そして、床から首を垂れて片膝を付いた人の姿をした何かが現われてきた。

僅かであるが弱い神気を感じる。

その得体の知れない存在が、こうべを垂れたまま自己紹介をしてきた。



「私は、空の支配者であるホルム神の四柱の一角を担うイムセティという者です。三華月様が、空を覆う厚い雲を突き破ってくれたおかげで、少し力を取り戻し自由となる事ができました。」



ホルスとは異界の天空神である。

厚い雲に覆われた現状況では、天空からの加護は受けられないため、イムセティと名乗る者は神とはいえ大した力は感じられない。

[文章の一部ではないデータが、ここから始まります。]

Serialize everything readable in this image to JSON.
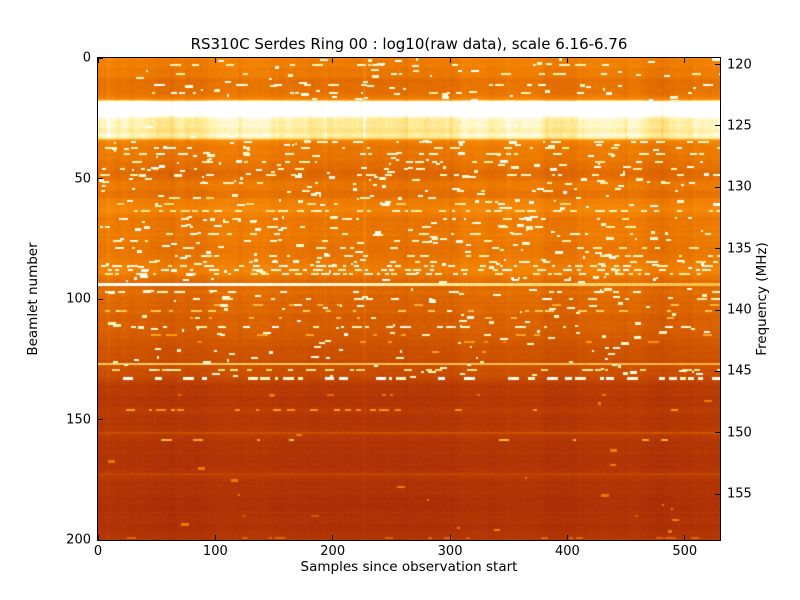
{
  "chart_data": {
    "type": "heatmap",
    "title": "RS310C Serdes Ring 00 : log10(raw data), scale 6.16-6.76",
    "xlabel": "Samples since observation start",
    "ylabel_left": "Beamlet number",
    "ylabel_right": "Frequency (MHz)",
    "scale_range_log10": [
      6.16,
      6.76
    ],
    "x_range": [
      0,
      530
    ],
    "beamlet_range": [
      0,
      200
    ],
    "freq_range_mhz": [
      119.47,
      158.73
    ],
    "x_ticks": [
      0,
      100,
      200,
      300,
      400,
      500
    ],
    "beamlet_ticks": [
      0,
      50,
      100,
      150,
      200
    ],
    "freq_ticks": [
      120,
      125,
      130,
      135,
      140,
      145,
      150,
      155
    ],
    "grid": false,
    "legend": "none",
    "colormap_stops": [
      [
        0.0,
        "#500A00"
      ],
      [
        0.22,
        "#962404"
      ],
      [
        0.3,
        "#AE3206"
      ],
      [
        0.4,
        "#C34702"
      ],
      [
        0.5,
        "#D55C00"
      ],
      [
        0.62,
        "#EE7C00"
      ],
      [
        0.72,
        "#FB9310"
      ],
      [
        0.8,
        "#FFB33A"
      ],
      [
        0.88,
        "#FFD96E"
      ],
      [
        0.94,
        "#FFF2A8"
      ],
      [
        1.0,
        "#FFFFFF"
      ]
    ],
    "row_profile_points": [
      [
        0,
        0.65
      ],
      [
        1,
        0.62
      ],
      [
        3,
        0.63
      ],
      [
        5,
        0.615
      ],
      [
        7,
        0.625
      ],
      [
        9,
        0.56
      ],
      [
        10,
        0.585
      ],
      [
        12,
        0.57
      ],
      [
        14,
        0.59
      ],
      [
        16,
        0.615
      ],
      [
        17,
        0.68
      ],
      [
        18,
        1.06
      ],
      [
        23.5,
        1.06
      ],
      [
        24.5,
        0.97
      ],
      [
        25.5,
        0.95
      ],
      [
        27,
        0.94
      ],
      [
        30,
        0.93
      ],
      [
        32,
        0.94
      ],
      [
        33,
        0.925
      ],
      [
        34,
        0.68
      ],
      [
        35,
        0.635
      ],
      [
        37,
        0.615
      ],
      [
        40,
        0.605
      ],
      [
        43,
        0.59
      ],
      [
        45,
        0.565
      ],
      [
        47,
        0.55
      ],
      [
        49,
        0.56
      ],
      [
        51,
        0.595
      ],
      [
        53,
        0.605
      ],
      [
        55,
        0.58
      ],
      [
        57,
        0.565
      ],
      [
        59,
        0.63
      ],
      [
        61,
        0.655
      ],
      [
        63,
        0.67
      ],
      [
        64,
        0.64
      ],
      [
        66,
        0.605
      ],
      [
        68,
        0.595
      ],
      [
        70,
        0.605
      ],
      [
        73,
        0.615
      ],
      [
        75,
        0.6
      ],
      [
        78,
        0.585
      ],
      [
        80,
        0.595
      ],
      [
        83,
        0.605
      ],
      [
        85,
        0.62
      ],
      [
        87,
        0.635
      ],
      [
        89,
        0.625
      ],
      [
        91,
        0.585
      ],
      [
        93,
        0.555
      ],
      [
        95,
        0.545
      ],
      [
        97,
        0.56
      ],
      [
        99,
        0.545
      ],
      [
        101,
        0.535
      ],
      [
        103,
        0.53
      ],
      [
        105,
        0.535
      ],
      [
        107,
        0.515
      ],
      [
        109,
        0.51
      ],
      [
        111,
        0.52
      ],
      [
        113,
        0.5
      ],
      [
        115,
        0.495
      ],
      [
        117,
        0.485
      ],
      [
        119,
        0.465
      ],
      [
        121,
        0.455
      ],
      [
        123,
        0.445
      ],
      [
        125,
        0.43
      ],
      [
        126.5,
        0.425
      ],
      [
        128,
        0.46
      ],
      [
        129,
        0.45
      ],
      [
        131,
        0.43
      ],
      [
        132.5,
        0.42
      ],
      [
        134,
        0.385
      ],
      [
        136,
        0.35
      ],
      [
        138,
        0.335
      ],
      [
        141,
        0.33
      ],
      [
        144,
        0.335
      ],
      [
        146,
        0.36
      ],
      [
        148,
        0.335
      ],
      [
        150,
        0.325
      ],
      [
        152,
        0.33
      ],
      [
        154,
        0.335
      ],
      [
        156,
        0.36
      ],
      [
        158,
        0.335
      ],
      [
        160,
        0.315
      ],
      [
        163,
        0.32
      ],
      [
        166,
        0.315
      ],
      [
        169,
        0.31
      ],
      [
        171,
        0.325
      ],
      [
        173,
        0.34
      ],
      [
        175,
        0.315
      ],
      [
        178,
        0.305
      ],
      [
        182,
        0.3
      ],
      [
        186,
        0.295
      ],
      [
        190,
        0.3
      ],
      [
        194,
        0.305
      ],
      [
        198,
        0.315
      ],
      [
        200,
        0.315
      ]
    ],
    "column_streaks": [
      [
        8,
        0.05
      ],
      [
        62,
        -0.04
      ],
      [
        120,
        -0.045
      ],
      [
        193,
        0.05
      ],
      [
        226,
        0.09
      ],
      [
        262,
        -0.04
      ],
      [
        300,
        -0.05
      ],
      [
        349,
        0.04
      ],
      [
        381,
        -0.04
      ],
      [
        410,
        0.05
      ],
      [
        449,
        -0.045
      ],
      [
        480,
        -0.05
      ],
      [
        508,
        0.04
      ]
    ],
    "dash_rows": [
      [
        3,
        0.1,
        0.95,
        2
      ],
      [
        6.5,
        0.14,
        0.97,
        2
      ],
      [
        11,
        0.22,
        0.97,
        2
      ],
      [
        14.5,
        0.12,
        0.95,
        2
      ],
      [
        35,
        0.3,
        0.97,
        2
      ],
      [
        37.5,
        0.25,
        0.96,
        2
      ],
      [
        40,
        0.22,
        0.96,
        2
      ],
      [
        43,
        0.18,
        0.95,
        2
      ],
      [
        46,
        0.15,
        0.95,
        2
      ],
      [
        48.5,
        0.2,
        0.96,
        2
      ],
      [
        52,
        0.18,
        0.95,
        2
      ],
      [
        55,
        0.15,
        0.94,
        2
      ],
      [
        58,
        0.12,
        0.92,
        2
      ],
      [
        60.5,
        0.18,
        0.9,
        2
      ],
      [
        63.5,
        0.6,
        0.93,
        2
      ],
      [
        67,
        0.15,
        0.95,
        2
      ],
      [
        70,
        0.2,
        0.96,
        2
      ],
      [
        73,
        0.22,
        0.96,
        2
      ],
      [
        76,
        0.18,
        0.95,
        2
      ],
      [
        79,
        0.2,
        0.95,
        2
      ],
      [
        82,
        0.22,
        0.96,
        2
      ],
      [
        84.5,
        0.25,
        0.96,
        2
      ],
      [
        86.5,
        0.55,
        0.97,
        2
      ],
      [
        88,
        0.7,
        0.98,
        2
      ],
      [
        89.5,
        0.6,
        0.95,
        2
      ],
      [
        97,
        0.25,
        0.97,
        2
      ],
      [
        100,
        0.28,
        0.97,
        2
      ],
      [
        102.5,
        0.15,
        0.8,
        2
      ],
      [
        105,
        0.25,
        0.85,
        2
      ],
      [
        108,
        0.12,
        0.8,
        2
      ],
      [
        111.5,
        0.3,
        0.97,
        2
      ],
      [
        115,
        0.2,
        0.75,
        2
      ],
      [
        118,
        0.1,
        0.7,
        2
      ],
      [
        122,
        0.1,
        0.72,
        2
      ],
      [
        129.5,
        0.35,
        0.9,
        2
      ],
      [
        133,
        0.6,
        0.98,
        3
      ],
      [
        140,
        0.06,
        0.6,
        2
      ],
      [
        146,
        0.3,
        0.72,
        2
      ],
      [
        158.5,
        0.1,
        0.78,
        2
      ],
      [
        190,
        0.08,
        0.5,
        2
      ],
      [
        199,
        0.25,
        0.55,
        2
      ]
    ],
    "lines": [
      [
        94,
        3,
        1.05,
        0.82
      ],
      [
        127,
        2,
        0.86,
        0.8
      ],
      [
        155.8,
        2,
        0.43,
        0.46
      ],
      [
        172.8,
        2,
        0.39,
        0.39
      ]
    ],
    "blobs": {
      "count": 540,
      "wmin": 2,
      "wmax": 9,
      "regions": [
        [
          0,
          18,
          1.2,
          0.98
        ],
        [
          26,
          33,
          0.25,
          0.99
        ],
        [
          34,
          62,
          2.2,
          0.98
        ],
        [
          65,
          93,
          2.0,
          0.98
        ],
        [
          95,
          132,
          1.3,
          0.97
        ],
        [
          136,
          199,
          0.15,
          0.62
        ]
      ]
    },
    "noise": {
      "seed": 42,
      "row_jitter": 0.012,
      "pixel": 0.016,
      "col_walk": 0.012
    }
  }
}
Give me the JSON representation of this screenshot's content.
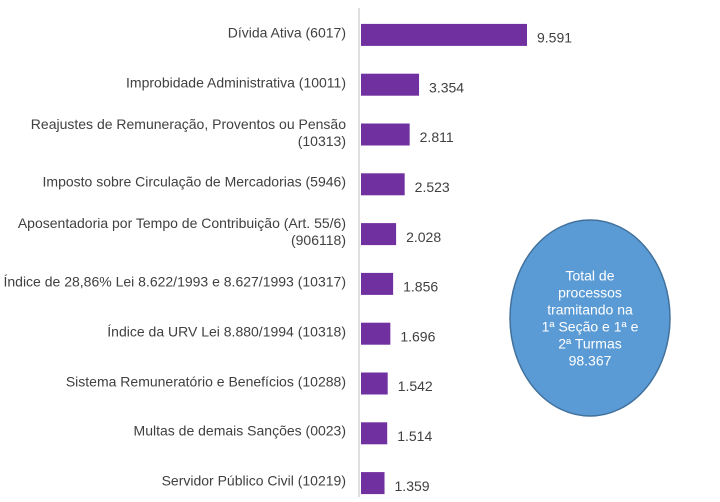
{
  "chart_data": {
    "type": "barh",
    "categories": [
      "Dívida Ativa (6017)",
      "Improbidade Administrativa (10011)",
      "Reajustes de Remuneração, Proventos ou Pensão (10313)",
      "Imposto sobre Circulação de Mercadorias (5946)",
      "Aposentadoria por Tempo de Contribuição (Art. 55/6) (906118)",
      "Índice de 28,86% Lei 8.622/1993 e 8.627/1993 (10317)",
      "Índice da URV Lei 8.880/1994 (10318)",
      "Sistema Remuneratório e Benefícios (10288)",
      "Multas de demais Sanções (0023)",
      "Servidor Público Civil (10219)"
    ],
    "values": [
      9591,
      3354,
      2811,
      2523,
      2028,
      1856,
      1696,
      1542,
      1514,
      1359
    ],
    "value_labels": [
      "9.591",
      "3.354",
      "2.811",
      "2.523",
      "2.028",
      "1.856",
      "1.696",
      "1.542",
      "1.514",
      "1.359"
    ],
    "color": "#7030a0",
    "annotation": {
      "lines": [
        "Total de",
        "processos",
        "tramitando na",
        "1ª Seção e 1ª e",
        "2ª Turmas",
        "98.367"
      ],
      "color": "#5b9bd5"
    }
  }
}
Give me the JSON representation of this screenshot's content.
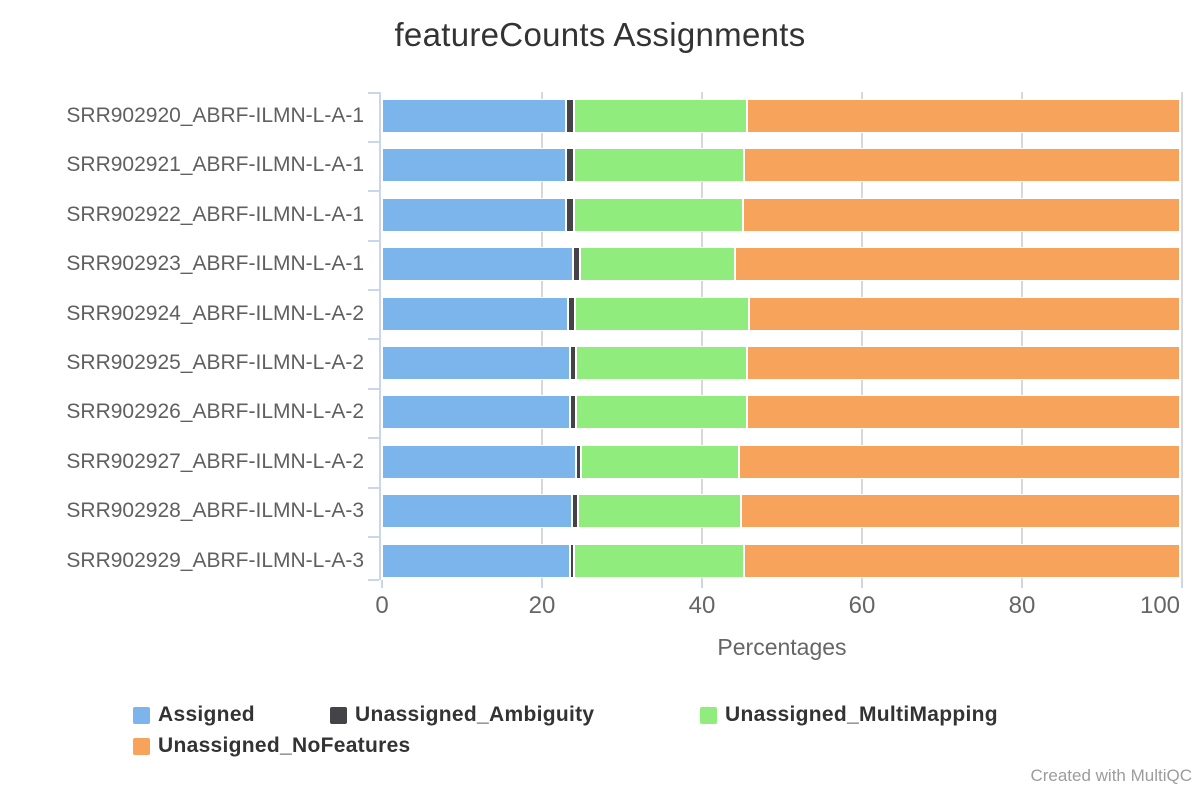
{
  "title": {
    "text": "featureCounts Assignments",
    "color": "#333333"
  },
  "credit": {
    "text": "Created with MultiQC",
    "color": "#9c9c9c"
  },
  "chart_data": {
    "type": "bar",
    "orientation": "horizontal",
    "stacking": "percent",
    "title": "featureCounts Assignments",
    "xlabel": "Percentages",
    "ylabel": "",
    "xlim": [
      0,
      100
    ],
    "xticks": [
      0,
      20,
      40,
      60,
      80,
      100
    ],
    "grid": true,
    "legend_position": "bottom-left",
    "categories": [
      "SRR902920_ABRF-ILMN-L-A-1",
      "SRR902921_ABRF-ILMN-L-A-1",
      "SRR902922_ABRF-ILMN-L-A-1",
      "SRR902923_ABRF-ILMN-L-A-1",
      "SRR902924_ABRF-ILMN-L-A-2",
      "SRR902925_ABRF-ILMN-L-A-2",
      "SRR902926_ABRF-ILMN-L-A-2",
      "SRR902927_ABRF-ILMN-L-A-2",
      "SRR902928_ABRF-ILMN-L-A-3",
      "SRR902929_ABRF-ILMN-L-A-3"
    ],
    "series": [
      {
        "name": "Assigned",
        "color": "#7cb5ec",
        "values": [
          23.1,
          23.1,
          23.1,
          23.9,
          23.3,
          23.5,
          23.5,
          24.3,
          23.8,
          23.5
        ]
      },
      {
        "name": "Unassigned_Ambiguity",
        "color": "#434348",
        "values": [
          0.9,
          0.9,
          0.9,
          0.9,
          0.9,
          0.8,
          0.8,
          0.6,
          0.8,
          0.6
        ]
      },
      {
        "name": "Unassigned_MultiMapping",
        "color": "#90ed7d",
        "values": [
          21.8,
          21.4,
          21.3,
          19.4,
          21.8,
          21.5,
          21.5,
          19.8,
          20.4,
          21.3
        ]
      },
      {
        "name": "Unassigned_NoFeatures",
        "color": "#f7a35c",
        "values": [
          54.2,
          54.6,
          54.7,
          55.8,
          54.0,
          54.2,
          54.2,
          55.3,
          55.0,
          54.6
        ]
      }
    ]
  },
  "legend": {
    "items": [
      {
        "label": "Assigned",
        "color": "#7cb5ec"
      },
      {
        "label": "Unassigned_Ambiguity",
        "color": "#434348"
      },
      {
        "label": "Unassigned_MultiMapping",
        "color": "#90ed7d"
      },
      {
        "label": "Unassigned_NoFeatures",
        "color": "#f7a35c"
      }
    ]
  },
  "colors": {
    "background": "#ffffff",
    "grid": "#d8d8d8",
    "axis": "#ccd6eb",
    "tick_text": "#666666",
    "category_text": "#606060",
    "title_text": "#333333"
  }
}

私へ頭を下げているし、敵意も感じないが、このタイミングでお礼を言うために姿を現してきたとは思えない。

そう。緋色へ鉄拳制裁を打ち込もうとした行為を妨害するために、わざわざ割り込んできたように思える。



「イムセティ。あなたを助けるために雲を突き破ったわけではありません。礼にはおよびません。私の前から消えて下さい。」



動く様子がないイムセティを迂回しようとすると、体を入れて緋色への進路を妨害してきた。

理由は不明であるが、緋色に接触させたくないというのは間違いない。

神気が感じられるイムセティがどれほどの力を持っているかは不明だが、信仰心のためなら、異界の神でも処分させてもらいましょう。

―――――――――運命の弓をスナイパーモードで召喚する。

真っ黒な雲から落ちてくる雨に濡れていた手に3m以上ある白銀に輝く弓が姿を現した。



「イムセティ。私の邪魔をしたら、あなたを排除させて頂きます。」

「三華月様。緋色自身はここに残りたいと希望しています。本人の意思を無視して、力ずくで連れていく行為には賛同しかねます。」

「あなたからは意見を求めておりませんし、聞くつもりもありません。私と敵対する意思があると受け取りました。ここは実力行使させて頂くことに致します。」